There’s currently a ban on new housing and construction consumer co-operatives. Will it last long?

No new housing and construction consumer co-operatives have been set up for two years. We help those already operational; most are in Minsk and in the Minsk Region. This year, several dozen housing and construction consumer co-operatives are to come into operation by winter but no more are planned.

Some have been disbanded.

This has happened at the initiative of housing and constrion consumer co-operative members. Seeing that construction of their house is delayed, they seek alternatives. Meanwhile, those on the waiting list (for state support) are satisfied with the system of state order.

Is this mechanism functioning properly?

Absolutely. Over the past six months, 5,158 flats have been built by state order — six times more than in 2014. State orders have replaced housing and construction consumer co-operatives: capital construction managements are now building accommodation using privileged loans and selling them to people on the waiting list.

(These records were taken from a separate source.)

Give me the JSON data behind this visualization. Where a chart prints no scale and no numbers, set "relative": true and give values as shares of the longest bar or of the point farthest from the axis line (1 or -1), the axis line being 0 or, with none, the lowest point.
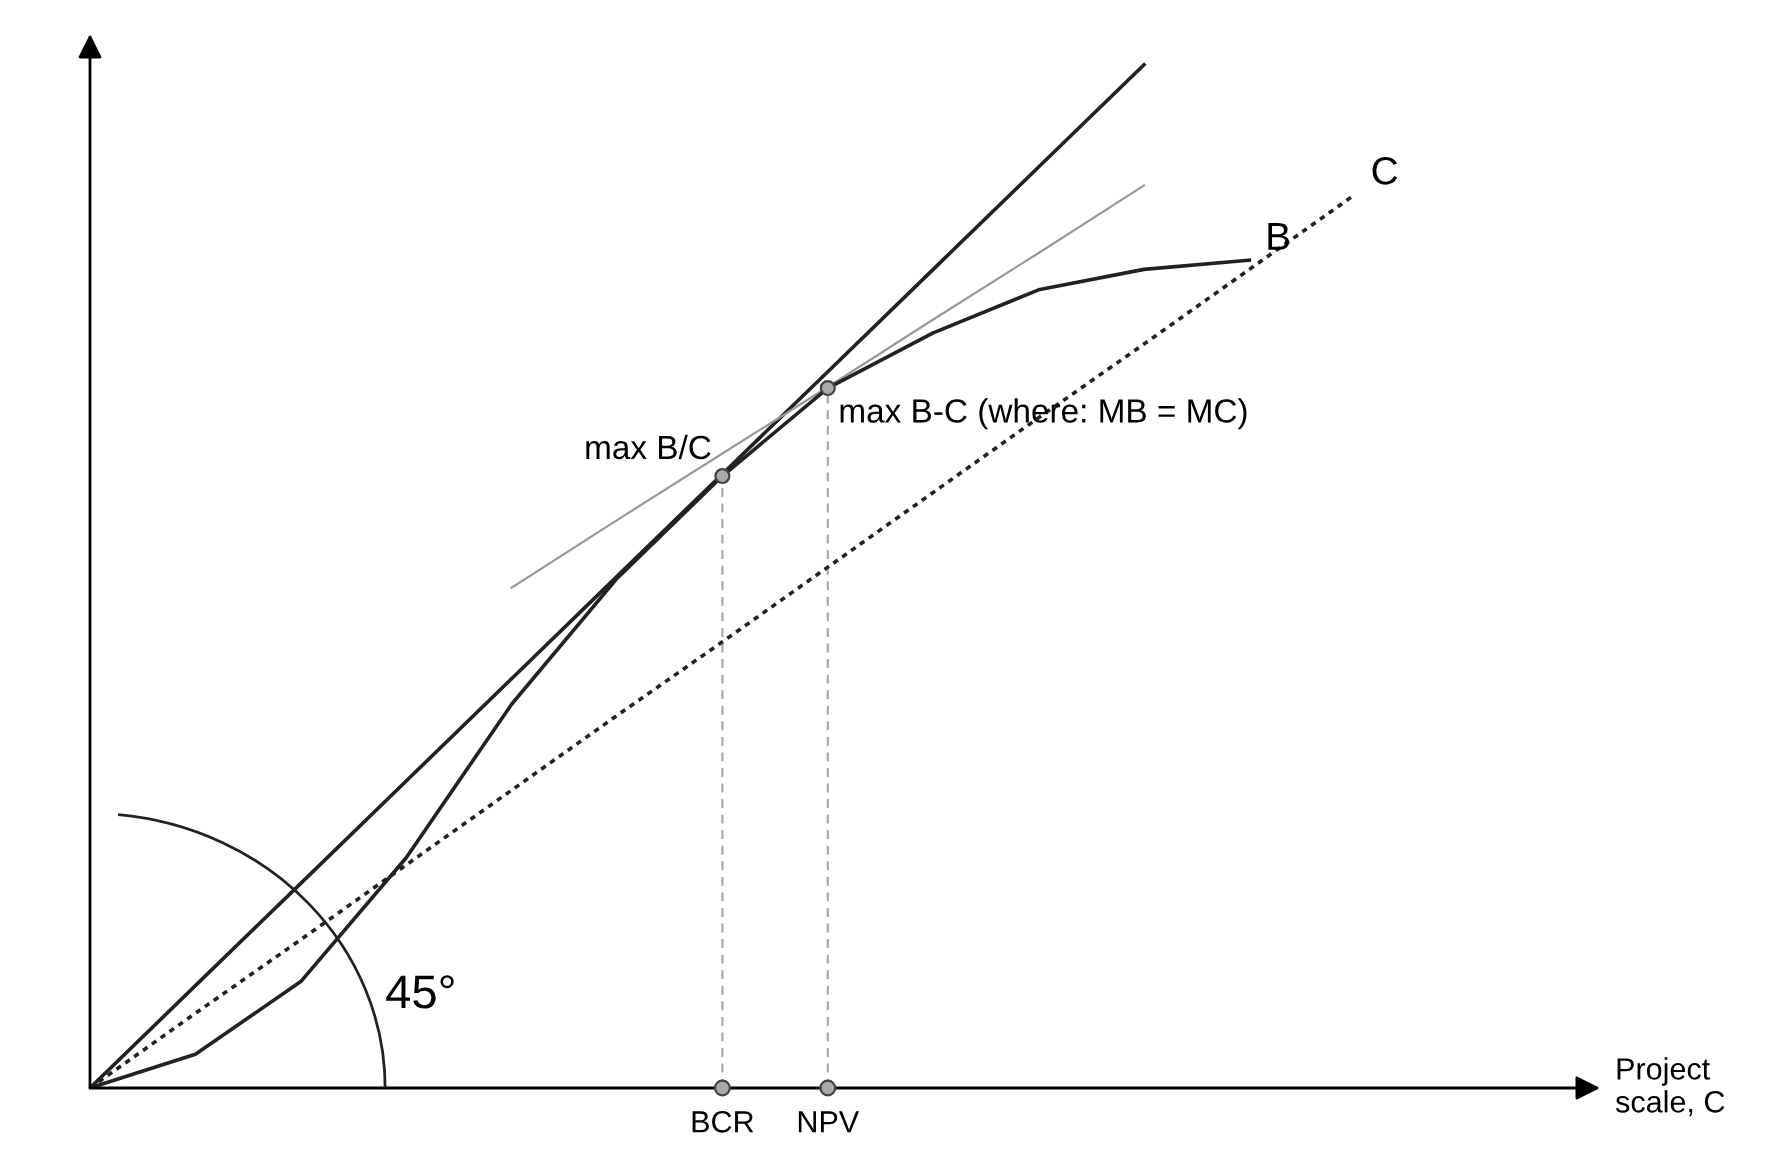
{
  "chart_data": {
    "type": "line",
    "relative": true,
    "xlabel": "Project\nscale, C",
    "categories": [
      null,
      null,
      null,
      null,
      null,
      null,
      "BCR",
      "NPV",
      null,
      null,
      null,
      null,
      null,
      null,
      null
    ],
    "series": [
      {
        "color": "#222222",
        "line_style": "solid",
        "values": [
          0,
          0.1,
          0.2,
          0.3,
          0.4,
          0.5,
          0.6,
          0.7,
          0.8,
          0.9,
          1.0,
          null,
          null,
          null,
          null
        ]
      },
      {
        "color": "#999999",
        "line_style": "solid",
        "values": [
          null,
          null,
          null,
          null,
          0.489,
          0.555,
          0.62,
          0.685,
          0.751,
          0.816,
          0.882,
          null,
          null,
          null,
          null
        ]
      },
      {
        "name": "C",
        "color": "#222222",
        "line_style": "dotted",
        "values": [
          0,
          0.073,
          0.145,
          0.218,
          0.291,
          0.364,
          0.436,
          0.509,
          0.582,
          0.655,
          0.727,
          0.8,
          0.873,
          null,
          null
        ]
      },
      {
        "name": "B",
        "color": "#222222",
        "line_style": "solid",
        "values": [
          0,
          0.033,
          0.104,
          0.225,
          0.375,
          0.498,
          0.598,
          0.684,
          0.738,
          0.78,
          0.8,
          0.809,
          null,
          null,
          null
        ]
      },
      {
        "type": "scatter",
        "color": "#aaaaaa",
        "marker": "circle",
        "values": [
          null,
          null,
          null,
          null,
          null,
          null,
          0,
          0,
          null,
          null,
          null,
          null,
          null,
          null,
          null
        ]
      }
    ],
    "ref_lines": [
      {
        "axis": "x",
        "value": "BCR",
        "color": "#aaaaaa",
        "line_style": "dashed"
      },
      {
        "axis": "x",
        "value": "NPV",
        "color": "#aaaaaa",
        "line_style": "dashed"
      }
    ],
    "annotations": [
      {
        "text": "max B/C",
        "x": "BCR",
        "y": 0.598
      },
      {
        "text": "max B-C (where: MB = MC)",
        "x": "NPV",
        "y": 0.684
      },
      "45°"
    ],
    "grid": false,
    "legend": false
  }
}
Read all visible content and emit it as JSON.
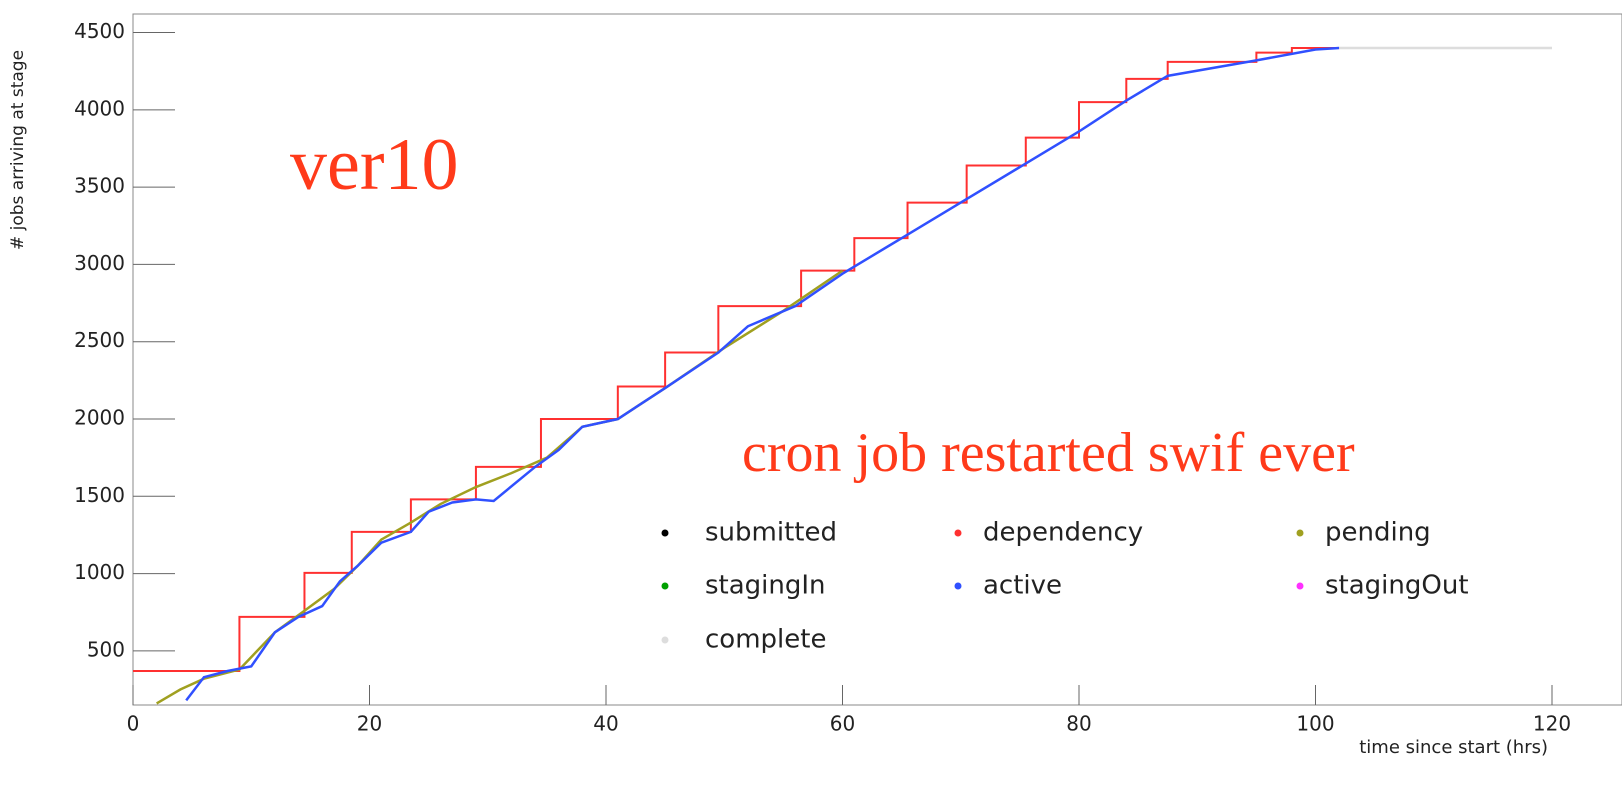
{
  "chart_data": {
    "type": "line",
    "xlabel": "time since start (hrs)",
    "ylabel": "# jobs arriving at stage",
    "annotations": [
      "ver10",
      "cron job restarted swif ever"
    ],
    "xlim": [
      0,
      120
    ],
    "xticks": [
      0,
      20,
      40,
      60,
      80,
      100,
      120
    ],
    "ylim": [
      150,
      4620
    ],
    "yticks": [
      500,
      1000,
      1500,
      2000,
      2500,
      3000,
      3500,
      4000,
      4500
    ],
    "grid": false,
    "series": [
      {
        "name": "submitted",
        "color": "#000000",
        "x": [],
        "values": []
      },
      {
        "name": "dependency",
        "color": "#ff3030",
        "step": true,
        "x": [
          0,
          9,
          14.5,
          18.5,
          23.5,
          29,
          34.5,
          41,
          45,
          49.5,
          56.5,
          61,
          65.5,
          70.5,
          75.5,
          80,
          84,
          87.5,
          95,
          98,
          102
        ],
        "values": [
          370,
          720,
          1005,
          1270,
          1480,
          1690,
          2000,
          2210,
          2430,
          2730,
          2960,
          3170,
          3400,
          3640,
          3820,
          4050,
          4200,
          4310,
          4370,
          4400,
          4400
        ]
      },
      {
        "name": "pending",
        "color": "#a0a020",
        "x": [
          2,
          4,
          6,
          9,
          12,
          14.5,
          17,
          19,
          21,
          23.5,
          26,
          29,
          32,
          35,
          38,
          41,
          45,
          50,
          55,
          60
        ],
        "values": [
          160,
          250,
          320,
          380,
          620,
          760,
          900,
          1050,
          1220,
          1330,
          1450,
          1560,
          1650,
          1750,
          1950,
          2000,
          2200,
          2460,
          2700,
          2960
        ]
      },
      {
        "name": "stagingIn",
        "color": "#00a000",
        "x": [],
        "values": []
      },
      {
        "name": "active",
        "color": "#3050ff",
        "x": [
          4.5,
          6,
          8,
          10,
          12,
          14,
          16,
          17.5,
          19,
          21,
          23.5,
          25,
          27,
          29,
          30.5,
          34,
          36,
          38,
          41,
          45,
          49.5,
          52,
          56,
          60,
          65,
          70,
          75,
          80,
          84,
          87.5,
          95,
          100,
          102
        ],
        "values": [
          180,
          330,
          370,
          400,
          620,
          720,
          790,
          950,
          1050,
          1200,
          1270,
          1400,
          1460,
          1480,
          1470,
          1690,
          1800,
          1950,
          2000,
          2200,
          2430,
          2600,
          2730,
          2940,
          3170,
          3400,
          3630,
          3860,
          4060,
          4220,
          4320,
          4390,
          4400
        ]
      },
      {
        "name": "stagingOut",
        "color": "#ff30ff",
        "x": [],
        "values": []
      },
      {
        "name": "complete",
        "color": "#dddddd",
        "x": [
          102,
          120
        ],
        "values": [
          4400,
          4400
        ]
      }
    ]
  }
}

Russia is planning to abolish shared-equity construction as being too ‘risky’.

We have no plans to act similarly. On the contrary, not long ago, we settled all our agreements to minimise possible risk to equity holders at legislative level. We’ve pegged payments to the National Bank’s refinancing rate for those who might decide to give up on construction plans. As a result, people will be saved from significant losses. Moreover, we’ve a few major organisations able to build accommodation from their own funds, to sell privately on the market. The use of bank loans raises the price of a new flat by around 40 percent so we plan no significant changes.